1. Thanks! How would you modify this for comparing more than two groups?

1. ..the most simple way is to do each comparison and apply a correction for multiple comparisons (Bonferroni, i.e.)i

2. The test defines a community null model with constraints: (i) row sums (plot totals) are fixed, and (ii) species sampling probabilities are proportional to column sums (species totals). In this way column sums are close observed values but not fixed to column totals. It would be possible to have exact species totals (instead of approximate totals) using standard R function r2dtable. This allows faster and simpler code:

dat <- rbind(dat1, dat2)
sim <- r2dtable(1999, rowSums(dat), colSums(dat))
div <- sapply(sim, diversity)
pop.diff.div <- abs(div[1,]-div[2,])

Where pop.diff.div is the same as in the original script (but with modified null model)

Quantitative null models are a dangerous and poorly known territory, and I would warn against using this simple models except after thorough testing. The major problem is that when individuals are redistributed freely, the variance of generated communities is usually much too low, and tests are too often "significant". Careful testing is the minimum requirement.
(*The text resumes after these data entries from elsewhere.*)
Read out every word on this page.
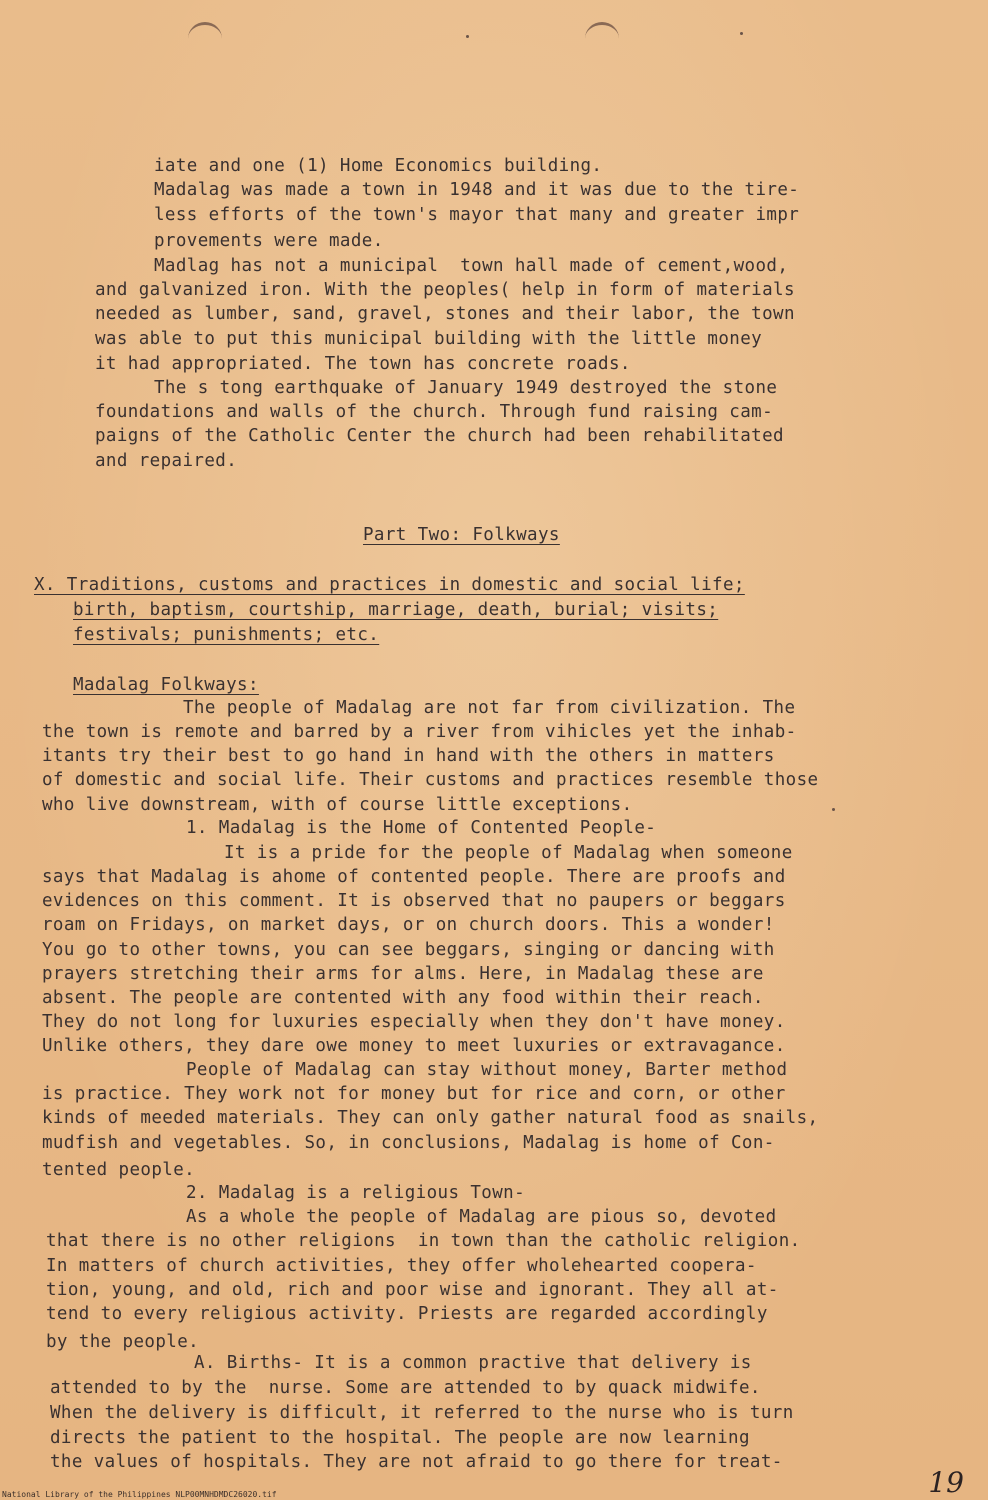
iate and one (1) Home Economics building.
Madalag was made a town in 1948 and it was due to the tire-
less efforts of the town's mayor that many and greater impr
provements were made.
Madlag has not a municipal  town hall made of cement,wood,
and galvanized iron. With the peoples( help in form of materials
needed as lumber, sand, gravel, stones and their labor, the town
was able to put this municipal building with the little money
it had appropriated. The town has concrete roads.
The s tong earthquake of January 1949 destroyed the stone
foundations and walls of the church. Through fund raising cam-
paigns of the Catholic Center the church had been rehabilitated
and repaired.
Part Two: Folkways
X. Traditions, customs and practices in domestic and social life;
birth, baptism, courtship, marriage, death, burial; visits;
festivals; punishments; etc.
Madalag Folkways:
The people of Madalag are not far from civilization. The
the town is remote and barred by a river from vihicles yet the inhab-
itants try their best to go hand in hand with the others in matters
of domestic and social life. Their customs and practices resemble those
who live downstream, with of course little exceptions.
1. Madalag is the Home of Contented People-
It is a pride for the people of Madalag when someone
says that Madalag is ahome of contented people. There are proofs and
evidences on this comment. It is observed that no paupers or beggars
roam on Fridays, on market days, or on church doors. This a wonder!
You go to other towns, you can see beggars, singing or dancing with
prayers stretching their arms for alms. Here, in Madalag these are
absent. The people are contented with any food within their reach.
They do not long for luxuries especially when they don't have money.
Unlike others, they dare owe money to meet luxuries or extravagance.
People of Madalag can stay without money, Barter method
is practice. They work not for money but for rice and corn, or other
kinds of meeded materials. They can only gather natural food as snails,
mudfish and vegetables. So, in conclusions, Madalag is home of Con-
tented people.
2. Madalag is a religious Town-
As a whole the people of Madalag are pious so, devoted
that there is no other religions  in town than the catholic religion.
In matters of church activities, they offer wholehearted coopera-
tion, young, and old, rich and poor wise and ignorant. They all at-
tend to every religious activity. Priests are regarded accordingly
by the people.
A. Births- It is a common practive that delivery is
attended to by the  nurse. Some are attended to by quack midwife.
When the delivery is difficult, it referred to the nurse who is turn
directs the patient to the hospital. The people are now learning
the values of hospitals. They are not afraid to go there for treat-
19
National Library of the Philippines NLP00MNHDMDC26020.tif
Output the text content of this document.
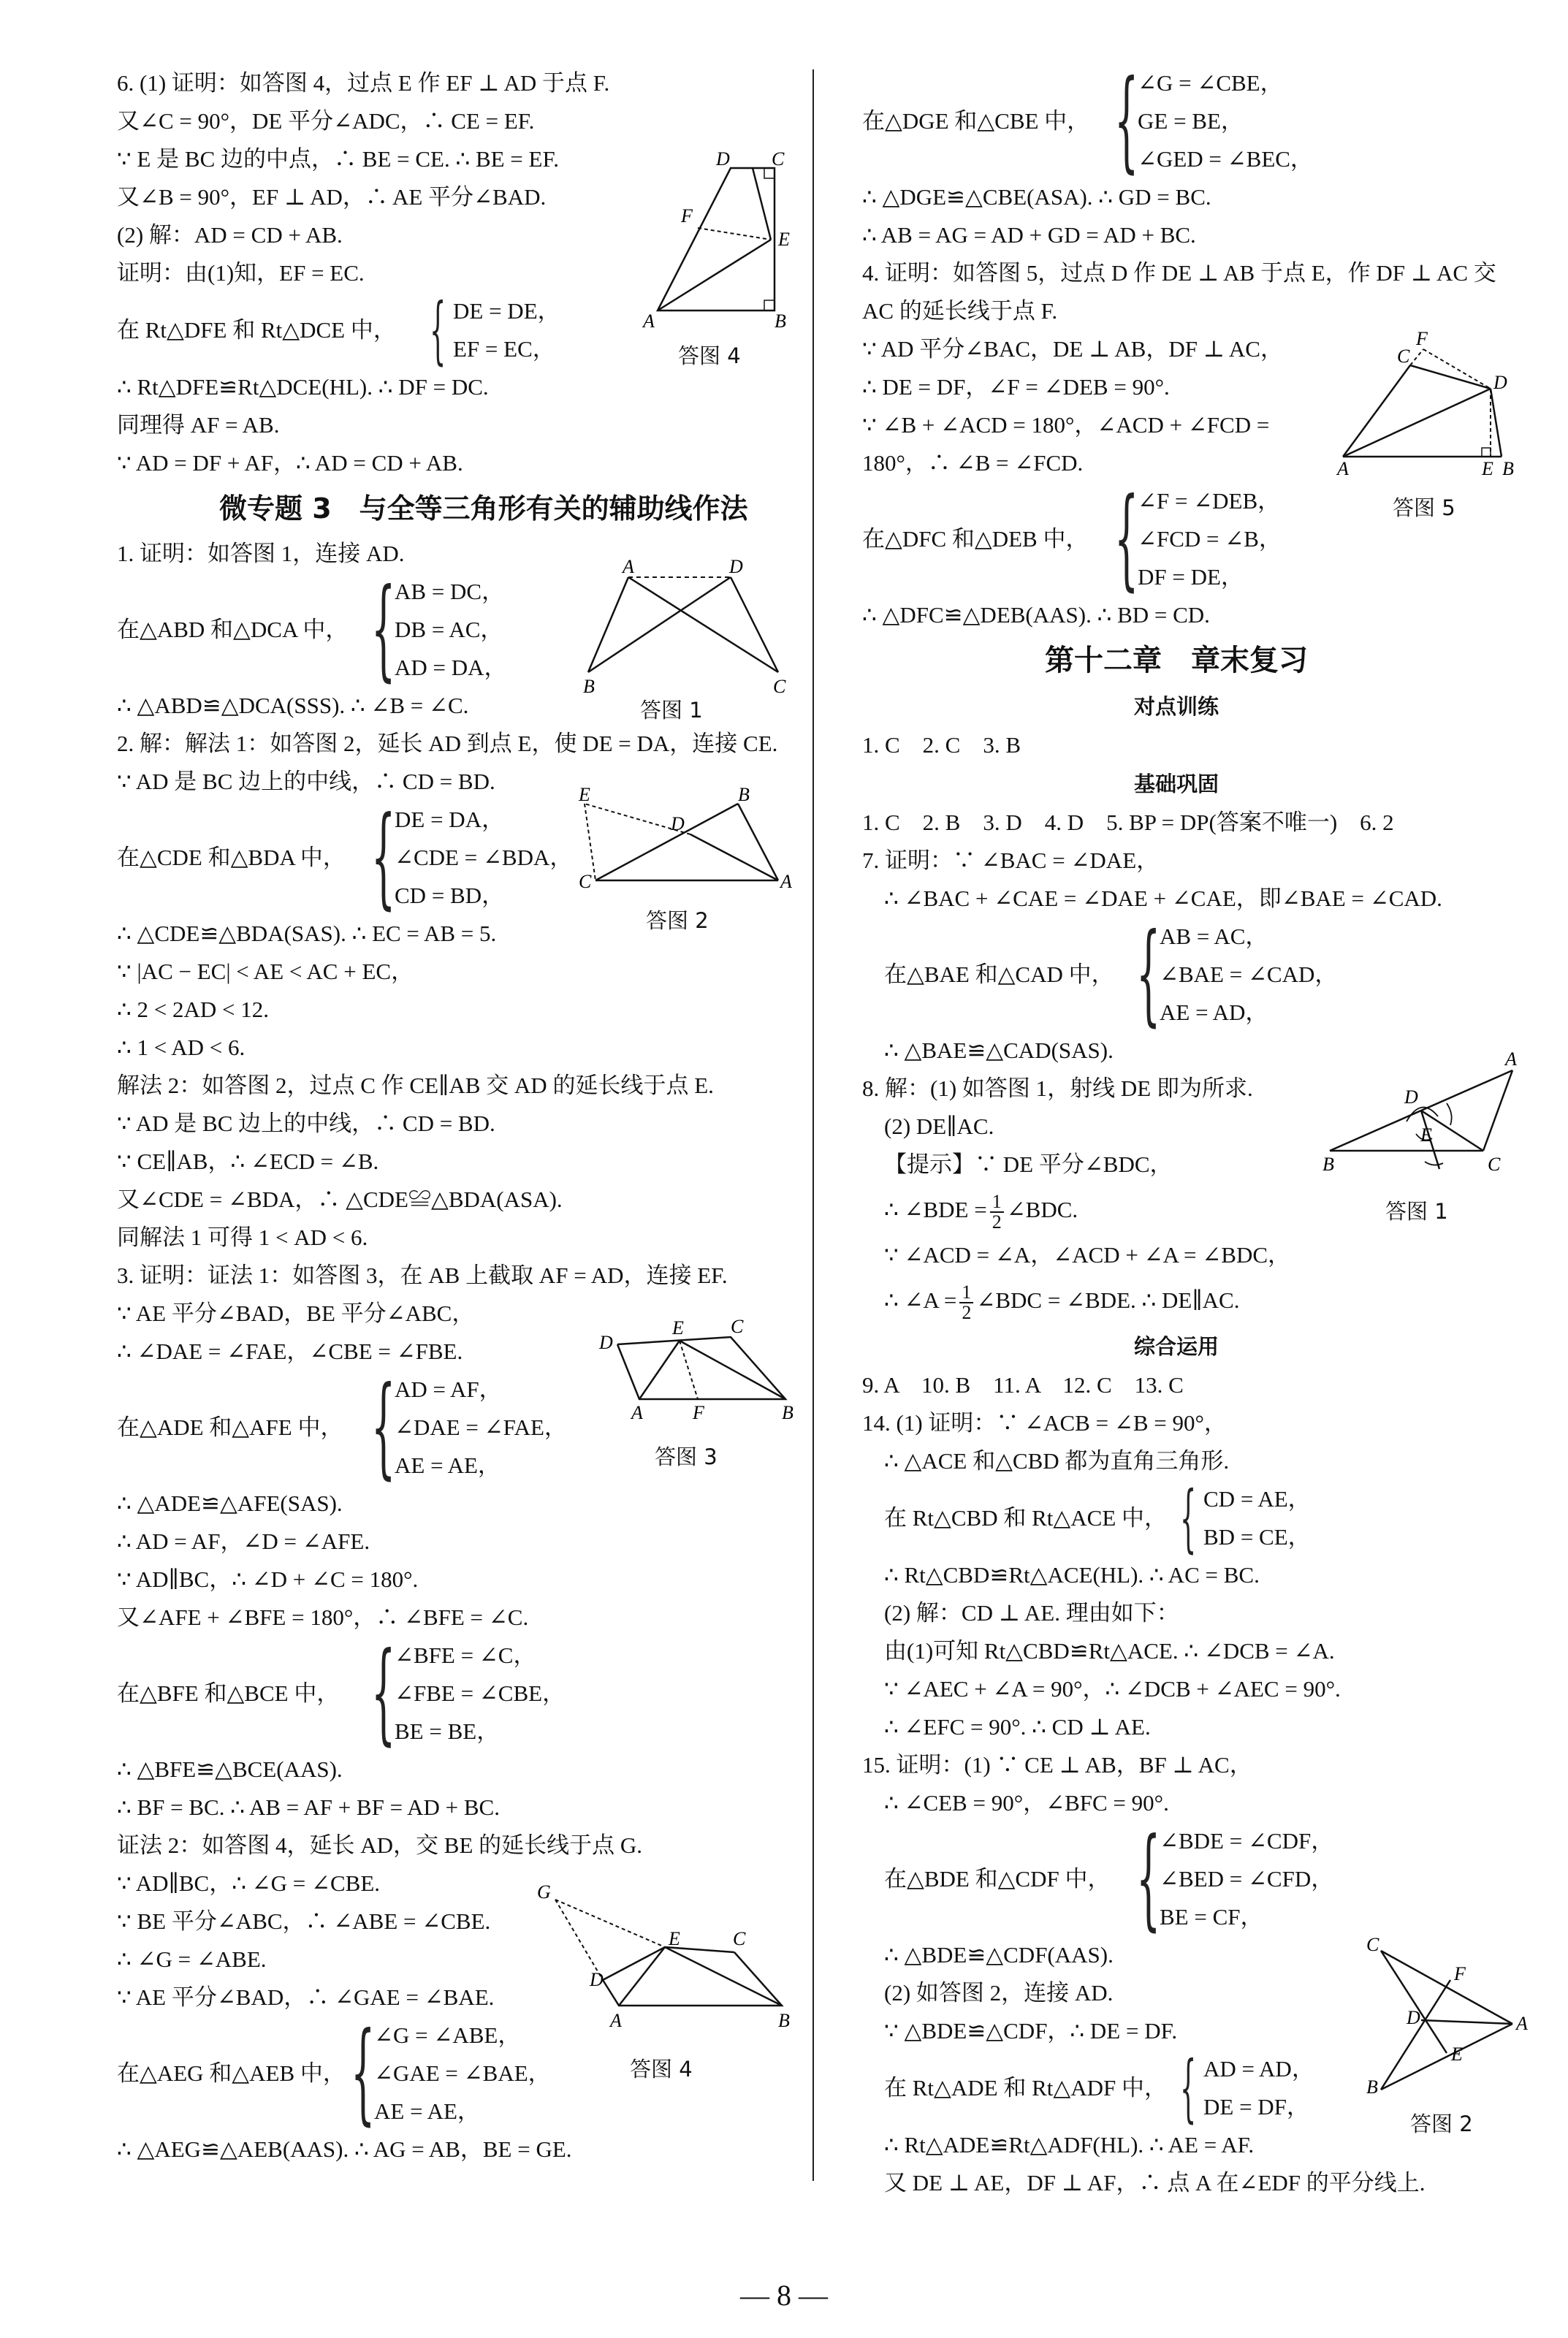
6. (1) 证明：如答图 4，过点 E 作 EF ⊥ AD 于点 F.
又∠C = 90°，DE 平分∠ADC，∴ CE = EF.
∵ E 是 BC 边的中点，∴ BE = CE. ∴ BE = EF.
又∠B = 90°，EF ⊥ AD，∴ AE 平分∠BAD.
(2) 解：AD = CD + AB.
证明：由(1)知，EF = EC.
在 Rt△DFE 和 Rt△DCE 中， { DE = DE，
EF = EC，
∴ Rt△DFE≌Rt△DCE(HL). ∴ DF = DC.
同理得 AF = AB.
∵ AD = DF + AF，∴ AD = CD + AB.
微专题 3　与全等三角形有关的辅助线作法
1. 证明：如答图 1，连接 AD.
在△ABD 和△DCA 中， {
AB = DC，
DB = AC，
AD = DA，
∴ △ABD≌△DCA(SSS). ∴ ∠B = ∠C.
2. 解：解法 1：如答图 2，延长 AD 到点 E，使 DE = DA，连接 CE.
∵ AD 是 BC 边上的中线，∴ CD = BD.
在△CDE 和△BDA 中， {
DE = DA，
∠CDE = ∠BDA，
CD = BD，
∴ △CDE≌△BDA(SAS). ∴ EC = AB = 5.
∵ |AC − EC| < AE < AC + EC，
∴ 2 < 2AD < 12.
∴ 1 < AD < 6.
解法 2：如答图 2，过点 C 作 CE∥AB 交 AD 的延长线于点 E.
∵ AD 是 BC 边上的中线，∴ CD = BD.
∵ CE∥AB，∴ ∠ECD = ∠B.
又∠CDE = ∠BDA，∴ △CDE≌△BDA(ASA).
同解法 1 可得 1 < AD < 6.
3. 证明：证法 1：如答图 3，在 AB 上截取 AF = AD，连接 EF.
∵ AE 平分∠BAD，BE 平分∠ABC，
∴ ∠DAE = ∠FAE，∠CBE = ∠FBE.
在△ADE 和△AFE 中， {
AD = AF，
∠DAE = ∠FAE，
AE = AE，
∴ △ADE≌△AFE(SAS).
∴ AD = AF，∠D = ∠AFE.
∵ AD∥BC，∴ ∠D + ∠C = 180°.
又∠AFE + ∠BFE = 180°，∴ ∠BFE = ∠C.
在△BFE 和△BCE 中， {
∠BFE = ∠C，
∠FBE = ∠CBE，
BE = BE，
∴ △BFE≌△BCE(AAS).
∴ BF = BC. ∴ AB = AF + BF = AD + BC.
证法 2：如答图 4，延长 AD，交 BE 的延长线于点 G.
∵ AD∥BC，∴ ∠G = ∠CBE.
∵ BE 平分∠ABC，∴ ∠ABE = ∠CBE.
∴ ∠G = ∠ABE.
∵ AE 平分∠BAD，∴ ∠GAE = ∠BAE.
在△AEG 和△AEB 中， {
∠G = ∠ABE，
∠GAE = ∠BAE，
AE = AE，
∴ △AEG≌△AEB(AAS). ∴ AG = AB，BE = GE.
D C
F
E
A	B
答图 4
A	D
B	C
答图 1
E	B
D
C	A
答图 2
D
E C
A	F	B
答图 3
G
E	C
D
A	B
答图 4
在△DGE 和△CBE 中， {
∠G = ∠CBE，
GE = BE，
∠GED = ∠BEC，
∴ △DGE≌△CBE(ASA). ∴ GD = BC.
∴ AB = AG = AD + GD = AD + BC.
4. 证明：如答图 5，过点 D 作 DE ⊥ AB 于点 E，作 DF ⊥ AC 交
AC 的延长线于点 F.
∵ AD 平分∠BAC，DE ⊥ AB，DF ⊥ AC，
∴ DE = DF，∠F = ∠DEB = 90°.
∵ ∠B + ∠ACD = 180°，∠ACD + ∠FCD =
180°，∴ ∠B = ∠FCD.
在△DFC 和△DEB 中， {
∠F = ∠DEB，
∠FCD = ∠B，
DF = DE，
∴ △DFC≌△DEB(AAS). ∴ BD = CD.
第十二章　章末复习
对点训练
1. C　2. C　3. B
基础巩固
1. C　2. B　3. D　4. D　5. BP = DP(答案不唯一)　6. 2
7. 证明：∵ ∠BAC = ∠DAE，
∴ ∠BAC + ∠CAE = ∠DAE + ∠CAE，即∠BAE = ∠CAD.
在△BAE 和△CAD 中， {
AB = AC，
∠BAE = ∠CAD，
AE = AD，
∴ △BAE≌△CAD(SAS).
8. 解：(1) 如答图 1，射线 DE 即为所求.
(2) DE∥AC.
【提示】∵ DE 平分∠BDC，
∴ ∠BDE = $\frac{1}{2}$ ∠BDC.
∵ ∠ACD = ∠A，∠ACD + ∠A = ∠BDC，
∴ ∠A = $\frac{1}{2}$ ∠BDC = ∠BDE. ∴ DE∥AC.
综合运用
9. A　10. B　11. A　12. C　13. C
14. (1) 证明：∵ ∠ACB = ∠B = 90°，
∴ △ACE 和△CBD 都为直角三角形.
在 Rt△CBD 和 Rt△ACE 中， { CD = AE，
BD = CE，
∴ Rt△CBD≌Rt△ACE(HL). ∴ AC = BC.
(2) 解：CD ⊥ AE. 理由如下：
由(1)可知 Rt△CBD≌Rt△ACE. ∴ ∠DCB = ∠A.
∵ ∠AEC + ∠A = 90°，∴ ∠DCB + ∠AEC = 90°.
∴ ∠EFC = 90°. ∴ CD ⊥ AE.
15. 证明：(1) ∵ CE ⊥ AB，BF ⊥ AC，
∴ ∠CEB = 90°，∠BFC = 90°.
在△BDE 和△CDF 中， {
∠BDE = ∠CDF，
∠BED = ∠CFD，
BE = CF，
∴ △BDE≌△CDF(AAS).
(2) 如答图 2，连接 AD.
∵ △BDE≌△CDF，∴ DE = DF.
在 Rt△ADE 和 Rt△ADF 中， { AD = AD，
DE = DF，
∴ Rt△ADE≌Rt△ADF(HL). ∴ AE = AF.
又 DE ⊥ AE，DF ⊥ AF，∴ 点 A 在∠EDF 的平分线上.
F
C
D
A	E B
答图 5
D
A
E
B	C
答图 1
C
F
D	A
E
B
答图 2
— 8 —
The development version of vegan at http://www.r-forge.r-project.org/ has a new infrastructure for community null models. This version also supports several quantitative null models, though not the one in the original message. However it would be easy to implment (in vegan naming scheme that would become "r1_ind"), and the new version also allows adding user-defined null models. The above test can be analysed in vegan::oecosimu quite easily.

Cheers, Jari Oksanen

1. Thanks - this helped a lot! I'll try to implement your suggestions (having in mind that the tests may be anti-conservative..).